Anyways, I really can’t complain much. It wasn’t how I would’ve liked to vacation if it was just me, my dad and stepmom, but it was still a nice trip. I even had a chance meeting with Allison Haas of Alaskan Purl, due to my losing my passport, credit card, $150 cash and $900 of train tickets in Skagway. Allison totally made me blush with her blog post about our encounter. In the way that the knitterly web works, I tweeted about Allison returning my passport, which led to Lucy Neatby recommending a visit to Skagway’s quilt/yarn shop and saying “hi” to employee Jean, which led to Jean asking me for yarn substitution suggestions for a lace weight version of Weekend Shawl, which led me to introduce her to Anzula‘s yarn, and of course, since I was at the shop, I bought some gorgeous Alaskan-produced yarn. Whew! See how wonderful our knitterly web is?
Words and photos cannot really describe the beauty of nature or the feeling one gets witnessing these wonders. In fact, while someone much more gifted in the art of words and photography still cannot match the true sight, sounds, feelings and experience on such a trip.
Click on photos to enlarge.
I saw the Dawes glacier up close and saw it calf! In the first photo, you can see the splash of the water as a piece of ice fell from the glacier. I even managed to capture the calving on video with my iPhone:
There were several groups of harbor seals resting on bits of floating ice all around us as we watched and observed the glacier.
I had the opportunity to spot several humpback whales as we came out of Endicott Arms and as well as on a whale-watching tour in Juneau. This one was when we were going from Endicott Arms towards Juneau.
We booked a special whale-watching trip in Juneau in a much smaller boat. The water was really really choppy, but it was a fantastic tour. Spectacular! Our boat came across a pair of whales feeding close to the shoreline: a mama and a baby. Spot the large white spout first – that’s the mama. You can also see mama’s head and a bit of her tail poking out. Behind her tail, you can see a very faint misty spout coming out of the water – that’s baby’s spout! In the second photo, they are swimming in the other direction. Mama’s spout is on the left and baby’s is on the right. In the last 2 pictures, you can see a bit of mama’s tail.
After leaving mama and baby, our choppy boat came across “Flame.” The captain and naturist identified her by the patterning of her fluke. She gave us a pretty good show, but my fingers missed some of the best shots of fractions of a second. Still, I think I got a few nice ones. And in honor of her, I am naming of my soon-to-be-released patterns after her.

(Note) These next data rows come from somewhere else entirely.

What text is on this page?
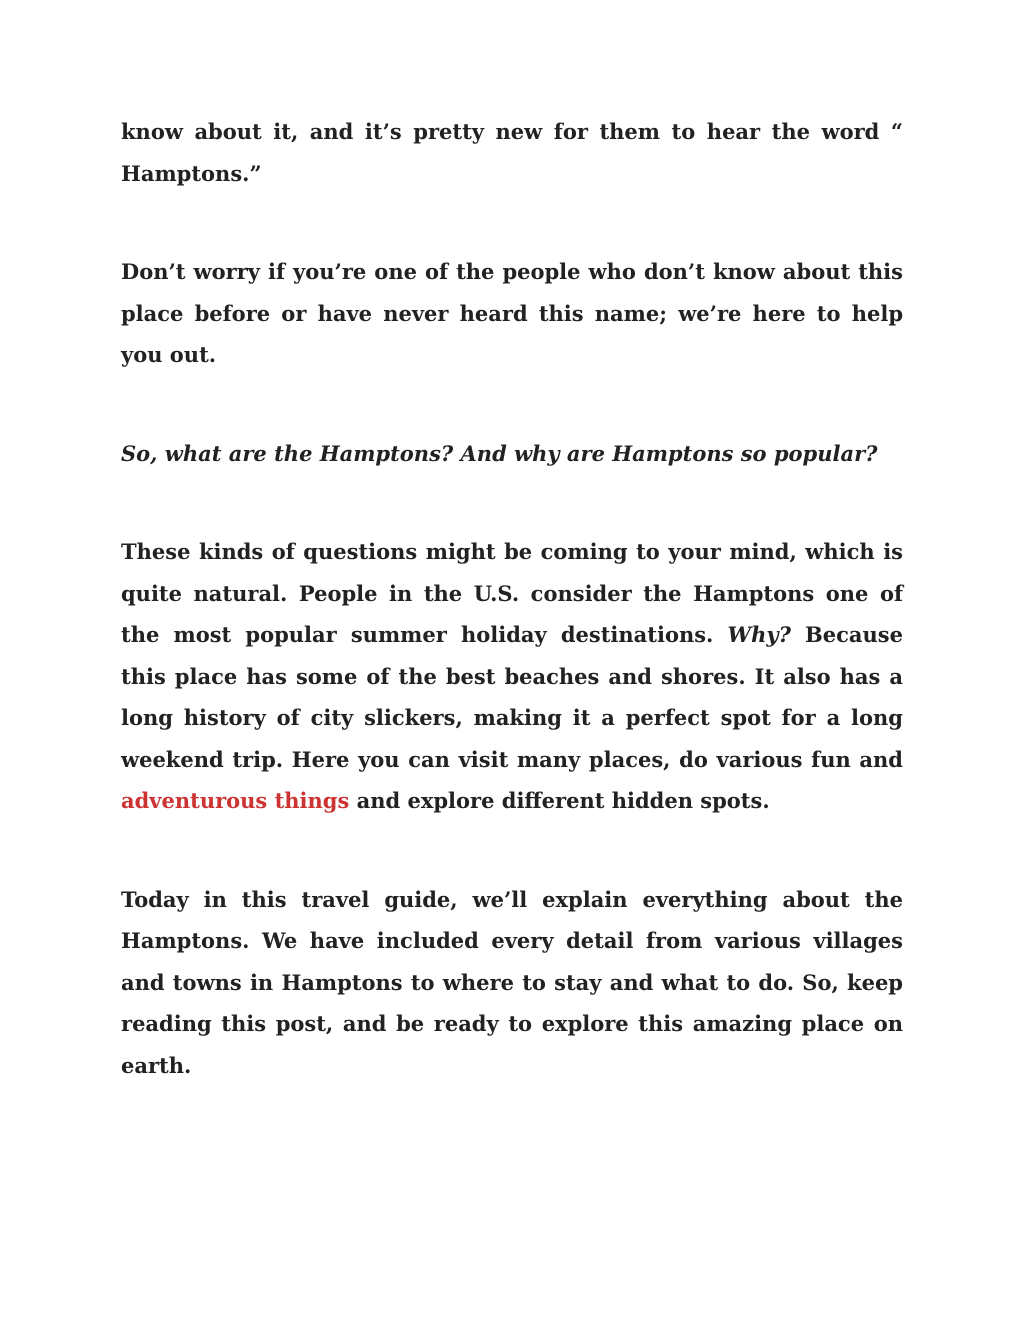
know about it, and it’s pretty new for them to hear the word “ Hamptons.”

Don’t worry if you’re one of the people who don’t know about this place before or have never heard this name; we’re here to help you out.

So, what are the Hamptons? And why are Hamptons so popular?

These kinds of questions might be coming to your mind, which is quite natural. People in the U.S. consider the Hamptons one of the most popular summer holiday destinations. Why? Because this place has some of the best beaches and shores. It also has a long history of city slickers, making it a perfect spot for a long weekend trip. Here you can visit many places, do various fun and adventurous things and explore different hidden spots.

Today in this travel guide, we’ll explain everything about the Hamptons. We have included every detail from various villages and towns in Hamptons to where to stay and what to do. So, keep reading this post, and be ready to explore this amazing place on earth.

We also went to Skagway, where we took the train up the Yukon trail. We didn’t go all the way up to the Yukon territory, due to time constraints, but we did go up the mountain, up to White Pass at the Canadian border.
Lastly, I leave you with images of a sunset I caught at sea. This gorgeous sunset occurred at around 10-10:30pm. It was the only day I caught sunset, since it was too overcast to see it on other days.